O vice-presidente do Cruzeiro, Pedro Junio, concedeu uma entrevista exclusiva ao programa “Fala a Fonte”, no YouTube da ESPN, nesta terça-feira (6), para esclarecer os pormenores do empréstimo do atacante Gabigol ao Santos. O dirigente detalhou as condições da negociação, que envolvem a divisão do salário do jogador, a ausência de uma cláusula de compra pré-definida e a impossibilidade de Gabigol atuar contra a Raposa.
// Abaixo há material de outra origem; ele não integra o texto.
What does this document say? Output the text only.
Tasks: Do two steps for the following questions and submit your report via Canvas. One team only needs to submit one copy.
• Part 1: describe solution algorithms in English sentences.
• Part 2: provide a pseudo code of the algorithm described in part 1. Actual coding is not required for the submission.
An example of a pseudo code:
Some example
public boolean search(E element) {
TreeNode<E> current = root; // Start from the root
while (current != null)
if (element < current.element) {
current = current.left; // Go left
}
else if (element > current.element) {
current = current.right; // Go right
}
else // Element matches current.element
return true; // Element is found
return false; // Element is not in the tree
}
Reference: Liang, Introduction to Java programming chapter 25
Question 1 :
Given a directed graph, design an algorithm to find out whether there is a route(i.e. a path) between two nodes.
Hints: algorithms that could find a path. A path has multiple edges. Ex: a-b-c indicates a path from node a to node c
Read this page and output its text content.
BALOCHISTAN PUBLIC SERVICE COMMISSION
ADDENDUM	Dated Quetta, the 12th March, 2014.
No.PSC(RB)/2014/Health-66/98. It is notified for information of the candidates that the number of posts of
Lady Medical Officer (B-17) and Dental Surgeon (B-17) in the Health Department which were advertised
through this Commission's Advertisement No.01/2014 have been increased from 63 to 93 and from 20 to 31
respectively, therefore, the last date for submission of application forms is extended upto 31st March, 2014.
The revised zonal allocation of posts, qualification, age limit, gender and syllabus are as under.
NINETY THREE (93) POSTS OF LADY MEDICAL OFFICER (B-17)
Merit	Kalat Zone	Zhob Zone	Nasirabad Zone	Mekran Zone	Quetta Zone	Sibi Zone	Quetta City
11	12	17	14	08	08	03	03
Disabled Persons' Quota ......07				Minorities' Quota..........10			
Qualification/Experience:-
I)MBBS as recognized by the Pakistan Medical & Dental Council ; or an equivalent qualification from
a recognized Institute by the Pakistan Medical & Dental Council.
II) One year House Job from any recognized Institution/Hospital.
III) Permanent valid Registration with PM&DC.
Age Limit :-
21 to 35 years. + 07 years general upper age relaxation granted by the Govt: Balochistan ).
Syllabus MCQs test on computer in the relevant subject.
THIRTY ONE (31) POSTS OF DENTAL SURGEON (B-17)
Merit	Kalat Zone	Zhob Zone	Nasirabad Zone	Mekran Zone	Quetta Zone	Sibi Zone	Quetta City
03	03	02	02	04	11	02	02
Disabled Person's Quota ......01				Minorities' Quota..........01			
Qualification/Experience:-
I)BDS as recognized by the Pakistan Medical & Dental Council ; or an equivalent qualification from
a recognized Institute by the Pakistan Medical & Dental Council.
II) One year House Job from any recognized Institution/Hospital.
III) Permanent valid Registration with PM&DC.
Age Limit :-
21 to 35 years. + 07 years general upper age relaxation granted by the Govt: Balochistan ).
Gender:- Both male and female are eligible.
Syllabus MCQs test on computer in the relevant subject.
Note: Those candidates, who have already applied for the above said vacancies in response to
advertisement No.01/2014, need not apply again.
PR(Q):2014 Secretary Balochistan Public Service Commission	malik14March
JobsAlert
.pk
Desejo do Jogador e Relação Respeitosa
De acordo com Pedro Junio, a saída de Gabigol foi motivada pelo desejo do próprio atleta de ter mais minutagem em campo. “A saída do Gabriel foi um desejo dele de ter mais minutos. É um jogador que sempre foi muito correto e leal. Tivemos uma relação respeitosa, sempre muito profissional”, afirmou o vice-presidente. A diretoria celeste atendeu ao pedido do atacante, evidenciando o bom relacionamento mantido com o jogador e sua equipe.
Divisão Salarial e Preferência de Compra
Um dos pontos cruciais da negociação é a divisão do salário de Gabigol. Pedro Junio confirmou que o Cruzeiro continuará arcando com uma parcela dos vencimentos do atacante, mas garantiu que será a menor parte. Sobre uma possível compra definitiva pelo Santos ao término do empréstimo, que se estende até dezembro, o dirigente explicou que não há uma cláusula com preço estabelecido. No entanto, o Santos terá a “preferência” na negociação caso deseje adquirir o jogador em definitivo.
“O Santos tinha o interesse, fizemos o empréstimo, a gente paga uma parte do salário, não é a maior, ele está emprestado, mas não tem opção de compra de valores pré-estabelecidos, mas tem uma preferência por parte do Santos”, destacou Pedro Junio.
Impedimento Contratual e Futuro Indefinido
Outra cláusula importante do contrato de empréstimo é o impedimento de Gabigol atuar contra o Cruzeiro. “Contra nós, a cláusula é que ele [Gabigol] não joga, mas desejamos todo o sucesso”, apontou o vice-celeste. Questionado sobre a possibilidade de retorno do camisa 9 à Toca da Raposa em 2027, Pedro Junio manteve a situação em aberto. “A gente espera que ele faça uma grande temporada, mas esperamos que seja um grande 2026, que ele faça muitos gols, e, no final do ano, senta e conversa de novo para saber o que é melhor para o Cruzeiro e para o Gabriel”, finalizou, deixando claro que o futuro do atacante será reavaliado após o período de empréstimo.